Somewhat missing from
V for Vendetta, however, are Marianelli's
acute romantic sensibilities, with even the thematic representation for
the Evey character (a common victim played by Natalie Portman)
languishing in restrained performances of a tonal, but troubled rising
progression of underplayed tragedy. The only exception is the lengthy
"Valerie" cue, in which a melancholy solo piano follows one of
Marianelli's softer rhythmic progressions for strings and choir (and
oddly similar in style to
Batman Begins).
The battle between government and rebel is done justice
by Marianelli's militaristic cues, utilizing all of the percussive
elements of
The Brothers Grimm into outstanding rhythmic blasts
of sound usually punctuated by seemingly overdubbed brass (or simply an
expanded brass section size or mix). Even the opening of the score, with
snare and timpani rips, features a crispness in sound quality that sets
an ominous minor-key bass for the faintly heroic major-key brass that
whirls in the shadows of Britain's glorious past. Choral mixes in
V
for Vendetta present the adult voices in appropriate crescendos,
though the film doesn't afford Marianelli the ability to haul off with
magnificent choral majesty as he has done before. Electronics play a
larger role in this score as well, with some of the synthesized rhythms
from his previous work accentuated as the rolling action of the film
frantically ticks with an appropriate musical reference to explosives.

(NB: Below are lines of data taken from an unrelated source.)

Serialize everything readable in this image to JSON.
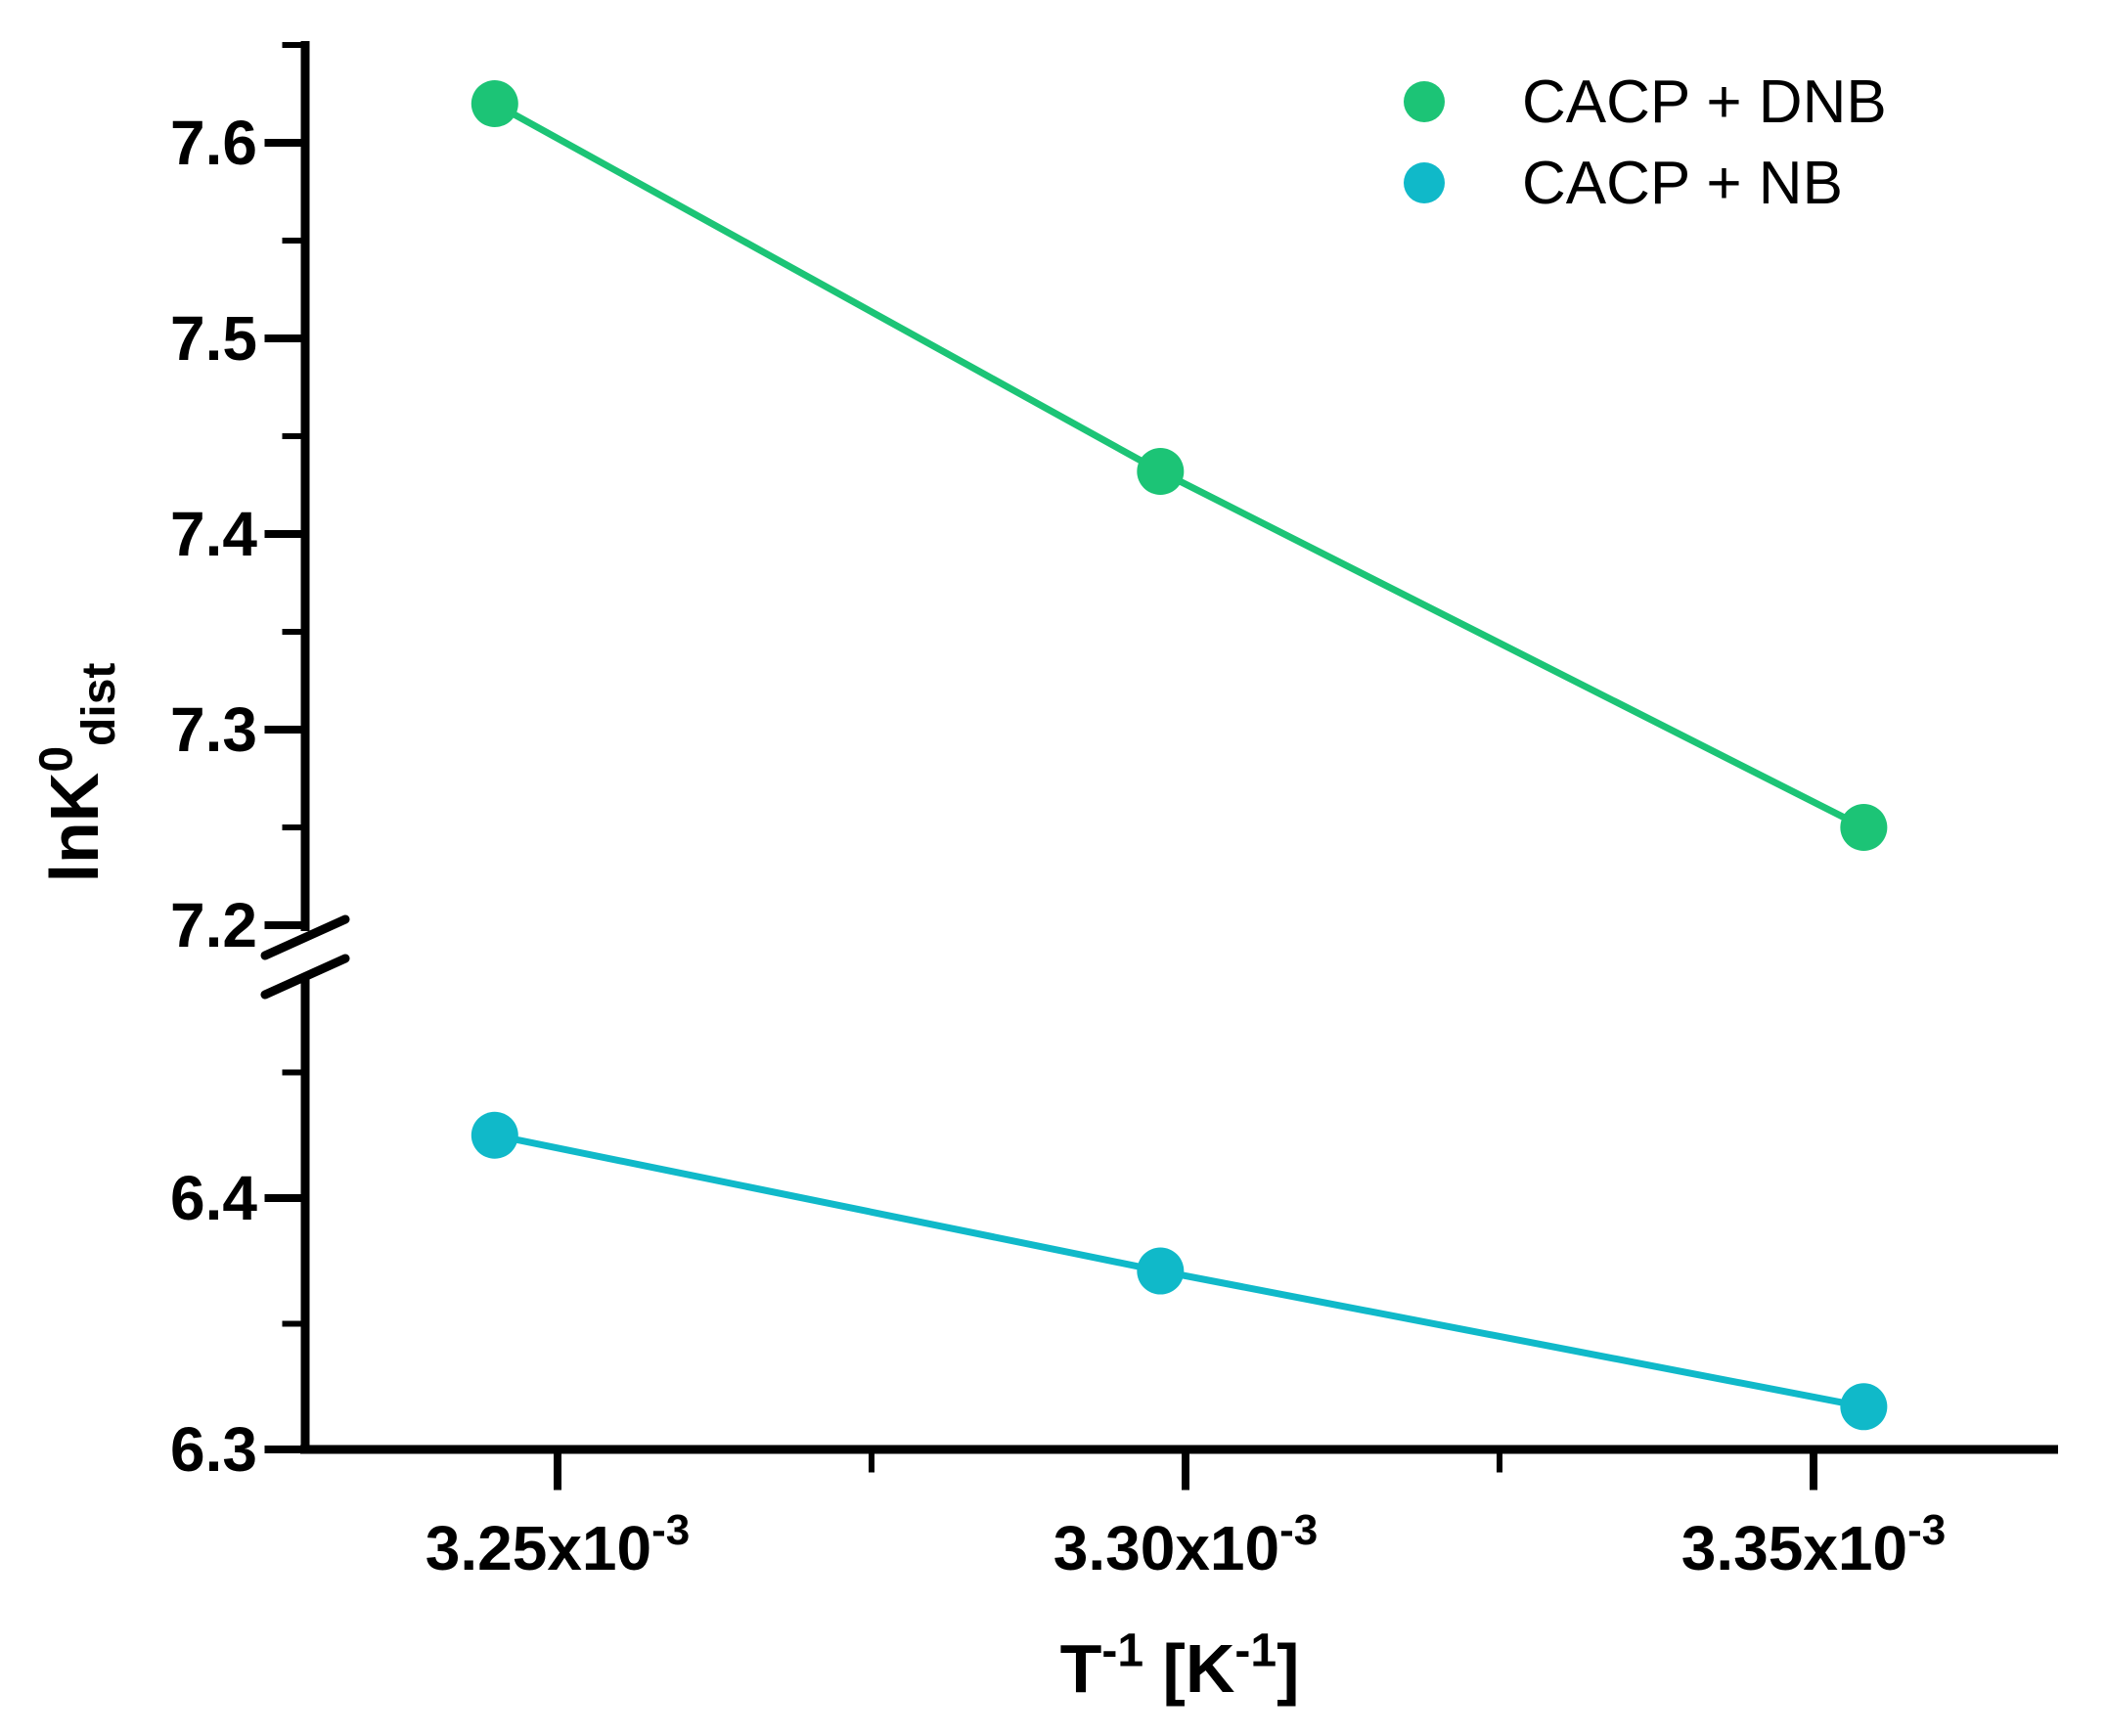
{
  "chart_data": {
    "type": "scatter",
    "title": "",
    "xlabel_segments": [
      {
        "t": "T"
      },
      {
        "t": "-1",
        "sup": true
      },
      {
        "t": " [K",
        "base": true
      },
      {
        "t": "-1",
        "sup": true
      },
      {
        "t": "]",
        "base": true
      }
    ],
    "ylabel_segments": [
      {
        "t": "lnK"
      },
      {
        "t": "0",
        "sup": true
      },
      {
        "t": "dist",
        "sub": true
      }
    ],
    "x_axis": {
      "major_ticks": [
        {
          "value": 0.00325,
          "mantissa": "3.25x10",
          "exp": "-3"
        },
        {
          "value": 0.0033,
          "mantissa": "3.30x10",
          "exp": "-3"
        },
        {
          "value": 0.00335,
          "mantissa": "3.35x10",
          "exp": "-3"
        }
      ],
      "minor_ticks": [
        0.003275,
        0.003325
      ],
      "range": [
        0.00323,
        0.00337
      ]
    },
    "y_axis": {
      "break_symbol": "double-slash",
      "break_between": [
        6.49,
        7.2
      ],
      "upper_segment": {
        "range": [
          7.2,
          7.655
        ],
        "major_ticks": [
          {
            "value": 7.6,
            "label": "7.6"
          },
          {
            "value": 7.5,
            "label": "7.5"
          },
          {
            "value": 7.4,
            "label": "7.4"
          },
          {
            "value": 7.3,
            "label": "7.3"
          },
          {
            "value": 7.2,
            "label": "7.2"
          }
        ],
        "minor_ticks": [
          7.65,
          7.55,
          7.45,
          7.35,
          7.25
        ]
      },
      "lower_segment": {
        "range": [
          6.3,
          6.49
        ],
        "major_ticks": [
          {
            "value": 6.4,
            "label": "6.4"
          },
          {
            "value": 6.3,
            "label": "6.3"
          }
        ],
        "minor_ticks": [
          6.45,
          6.35
        ]
      }
    },
    "series": [
      {
        "name": "CACP + NB",
        "color": "#10b9c9",
        "marker": "circle",
        "x": [
          0.003245,
          0.003298,
          0.003354
        ],
        "y": [
          6.425,
          6.371,
          6.317
        ]
      },
      {
        "name": "CACP + DNB",
        "color": "#1cc476",
        "marker": "circle",
        "x": [
          0.003245,
          0.003298,
          0.003354
        ],
        "y": [
          7.62,
          7.432,
          7.25
        ]
      }
    ],
    "legend": {
      "position": "top-right"
    },
    "colors": {
      "background": "#ffffff",
      "axis": "#000000",
      "text": "#000000"
    },
    "grid": false
  }
}
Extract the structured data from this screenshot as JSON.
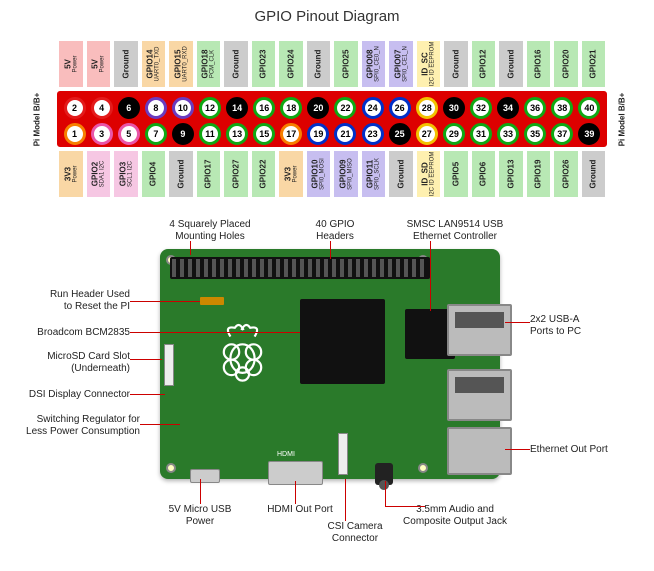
{
  "title": "GPIO Pinout Diagram",
  "model_label": "Pi Model B/B+",
  "colors": {
    "power": "#e31b1b",
    "ground": "#000000",
    "gpio_green": "#0fa813",
    "gpio_blue": "#0030c8",
    "gpio_orange": "#f77f00",
    "id": "#f2c200",
    "pink": "#e955a8",
    "purple": "#6a3bbf",
    "filled_bg": "#ffffff",
    "leader": "#cc0000",
    "board": "#2a7a2a"
  },
  "top_labels": [
    {
      "text": "5V",
      "sub": "Power",
      "bg": "#f9bdbd"
    },
    {
      "text": "5V",
      "sub": "Power",
      "bg": "#f9bdbd"
    },
    {
      "text": "Ground",
      "sub": "",
      "bg": "#cccccc"
    },
    {
      "text": "GPIO14",
      "sub": "UART0_TXD",
      "bg": "#f9d7a5"
    },
    {
      "text": "GPIO15",
      "sub": "UART0_RXD",
      "bg": "#f9d7a5"
    },
    {
      "text": "GPIO18",
      "sub": "PCM_CLK",
      "bg": "#b8e8b4"
    },
    {
      "text": "Ground",
      "sub": "",
      "bg": "#cccccc"
    },
    {
      "text": "GPIO23",
      "sub": "",
      "bg": "#b8e8b4"
    },
    {
      "text": "GPIO24",
      "sub": "",
      "bg": "#b8e8b4"
    },
    {
      "text": "Ground",
      "sub": "",
      "bg": "#cccccc"
    },
    {
      "text": "GPIO25",
      "sub": "",
      "bg": "#b8e8b4"
    },
    {
      "text": "GPIO08",
      "sub": "SPI0_CE0_N",
      "bg": "#c7bef0"
    },
    {
      "text": "GPIO07",
      "sub": "SPI0_CE1_N",
      "bg": "#c7bef0"
    },
    {
      "text": "ID_SC",
      "sub": "I2C ID EEPROM",
      "bg": "#fef0b0"
    },
    {
      "text": "Ground",
      "sub": "",
      "bg": "#cccccc"
    },
    {
      "text": "GPIO12",
      "sub": "",
      "bg": "#b8e8b4"
    },
    {
      "text": "Ground",
      "sub": "",
      "bg": "#cccccc"
    },
    {
      "text": "GPIO16",
      "sub": "",
      "bg": "#b8e8b4"
    },
    {
      "text": "GPIO20",
      "sub": "",
      "bg": "#b8e8b4"
    },
    {
      "text": "GPIO21",
      "sub": "",
      "bg": "#b8e8b4"
    }
  ],
  "bottom_labels": [
    {
      "text": "3V3",
      "sub": "Power",
      "bg": "#f9d7a5"
    },
    {
      "text": "GPIO2",
      "sub": "SDA1 I2C",
      "bg": "#f6c7e3"
    },
    {
      "text": "GPIO3",
      "sub": "SCL1 I2C",
      "bg": "#f6c7e3"
    },
    {
      "text": "GPIO4",
      "sub": "",
      "bg": "#b8e8b4"
    },
    {
      "text": "Ground",
      "sub": "",
      "bg": "#cccccc"
    },
    {
      "text": "GPIO17",
      "sub": "",
      "bg": "#b8e8b4"
    },
    {
      "text": "GPIO27",
      "sub": "",
      "bg": "#b8e8b4"
    },
    {
      "text": "GPIO22",
      "sub": "",
      "bg": "#b8e8b4"
    },
    {
      "text": "3V3",
      "sub": "Power",
      "bg": "#f9d7a5"
    },
    {
      "text": "GPIO10",
      "sub": "SPI0_MOSI",
      "bg": "#c7bef0"
    },
    {
      "text": "GPIO09",
      "sub": "SPI0_MISO",
      "bg": "#c7bef0"
    },
    {
      "text": "GPIO11",
      "sub": "SPI0_SCLK",
      "bg": "#c7bef0"
    },
    {
      "text": "Ground",
      "sub": "",
      "bg": "#cccccc"
    },
    {
      "text": "ID_SD",
      "sub": "I2C ID EEPROM",
      "bg": "#fef0b0"
    },
    {
      "text": "GPIO5",
      "sub": "",
      "bg": "#b8e8b4"
    },
    {
      "text": "GPIO6",
      "sub": "",
      "bg": "#b8e8b4"
    },
    {
      "text": "GPIO13",
      "sub": "",
      "bg": "#b8e8b4"
    },
    {
      "text": "GPIO19",
      "sub": "",
      "bg": "#b8e8b4"
    },
    {
      "text": "GPIO26",
      "sub": "",
      "bg": "#b8e8b4"
    },
    {
      "text": "Ground",
      "sub": "",
      "bg": "#cccccc"
    }
  ],
  "pins_top": [
    {
      "n": 2,
      "ring": "#e31b1b",
      "filled": false
    },
    {
      "n": 4,
      "ring": "#e31b1b",
      "filled": false
    },
    {
      "n": 6,
      "ring": "#000000",
      "filled": true
    },
    {
      "n": 8,
      "ring": "#6a3bbf",
      "filled": false
    },
    {
      "n": 10,
      "ring": "#6a3bbf",
      "filled": false
    },
    {
      "n": 12,
      "ring": "#0fa813",
      "filled": false
    },
    {
      "n": 14,
      "ring": "#000000",
      "filled": true
    },
    {
      "n": 16,
      "ring": "#0fa813",
      "filled": false
    },
    {
      "n": 18,
      "ring": "#0fa813",
      "filled": false
    },
    {
      "n": 20,
      "ring": "#000000",
      "filled": true
    },
    {
      "n": 22,
      "ring": "#0fa813",
      "filled": false
    },
    {
      "n": 24,
      "ring": "#0030c8",
      "filled": false
    },
    {
      "n": 26,
      "ring": "#0030c8",
      "filled": false
    },
    {
      "n": 28,
      "ring": "#f2c200",
      "filled": false
    },
    {
      "n": 30,
      "ring": "#000000",
      "filled": true
    },
    {
      "n": 32,
      "ring": "#0fa813",
      "filled": false
    },
    {
      "n": 34,
      "ring": "#000000",
      "filled": true
    },
    {
      "n": 36,
      "ring": "#0fa813",
      "filled": false
    },
    {
      "n": 38,
      "ring": "#0fa813",
      "filled": false
    },
    {
      "n": 40,
      "ring": "#0fa813",
      "filled": false
    }
  ],
  "pins_bottom": [
    {
      "n": 1,
      "ring": "#f77f00",
      "filled": false
    },
    {
      "n": 3,
      "ring": "#e955a8",
      "filled": false
    },
    {
      "n": 5,
      "ring": "#e955a8",
      "filled": false
    },
    {
      "n": 7,
      "ring": "#0fa813",
      "filled": false
    },
    {
      "n": 9,
      "ring": "#000000",
      "filled": true
    },
    {
      "n": 11,
      "ring": "#0fa813",
      "filled": false
    },
    {
      "n": 13,
      "ring": "#0fa813",
      "filled": false
    },
    {
      "n": 15,
      "ring": "#0fa813",
      "filled": false
    },
    {
      "n": 17,
      "ring": "#f77f00",
      "filled": false
    },
    {
      "n": 19,
      "ring": "#0030c8",
      "filled": false
    },
    {
      "n": 21,
      "ring": "#0030c8",
      "filled": false
    },
    {
      "n": 23,
      "ring": "#0030c8",
      "filled": false
    },
    {
      "n": 25,
      "ring": "#000000",
      "filled": true
    },
    {
      "n": 27,
      "ring": "#f2c200",
      "filled": false
    },
    {
      "n": 29,
      "ring": "#0fa813",
      "filled": false
    },
    {
      "n": 31,
      "ring": "#0fa813",
      "filled": false
    },
    {
      "n": 33,
      "ring": "#0fa813",
      "filled": false
    },
    {
      "n": 35,
      "ring": "#0fa813",
      "filled": false
    },
    {
      "n": 37,
      "ring": "#0fa813",
      "filled": false
    },
    {
      "n": 39,
      "ring": "#000000",
      "filled": true
    }
  ],
  "callouts": {
    "c1": "4 Squarely Placed\nMounting Holes",
    "c2": "40 GPIO\nHeaders",
    "c3": "SMSC LAN9514 USB\nEthernet Controller",
    "c4": "Run Header Used\nto Reset the PI",
    "c5": "Broadcom BCM2835",
    "c6": "MicroSD Card Slot\n(Underneath)",
    "c7": "DSI Display Connector",
    "c8": "Switching Regulator for\nLess Power Consumption",
    "c9": "2x2 USB-A\nPorts to PC",
    "c10": "Ethernet Out Port",
    "c11": "5V Micro USB\nPower",
    "c12": "HDMI Out Port",
    "c13": "CSI Camera\nConnector",
    "c14": "3.5mm Audio and\nComposite Output Jack"
  }
}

Sparse electric guitars build the futuristic setting in the background.
Aside from quiet religious chanting at the outset of "Lust at the
Abbey," Marianelli's work here is always disconcerting in tone,
balancing on the edge of becoming a horror score, though always
maintaining enough elegance in execution to retain its dramatic roots.
The final cue features a surprising climax: Tchaikovsky's "1812
Overture," complete with the sounds of fireworks added by Marianelli,
once again symbolizes victory in Europe. This, as well as the three
source songs (either from the classic era or in mellow contemporary
performances), breaks the firm grip of Marianelli's score. It may not
stun you with its memorability, but
V for Vendetta will entertain
you with Marianelli's continuously intelligent ideas.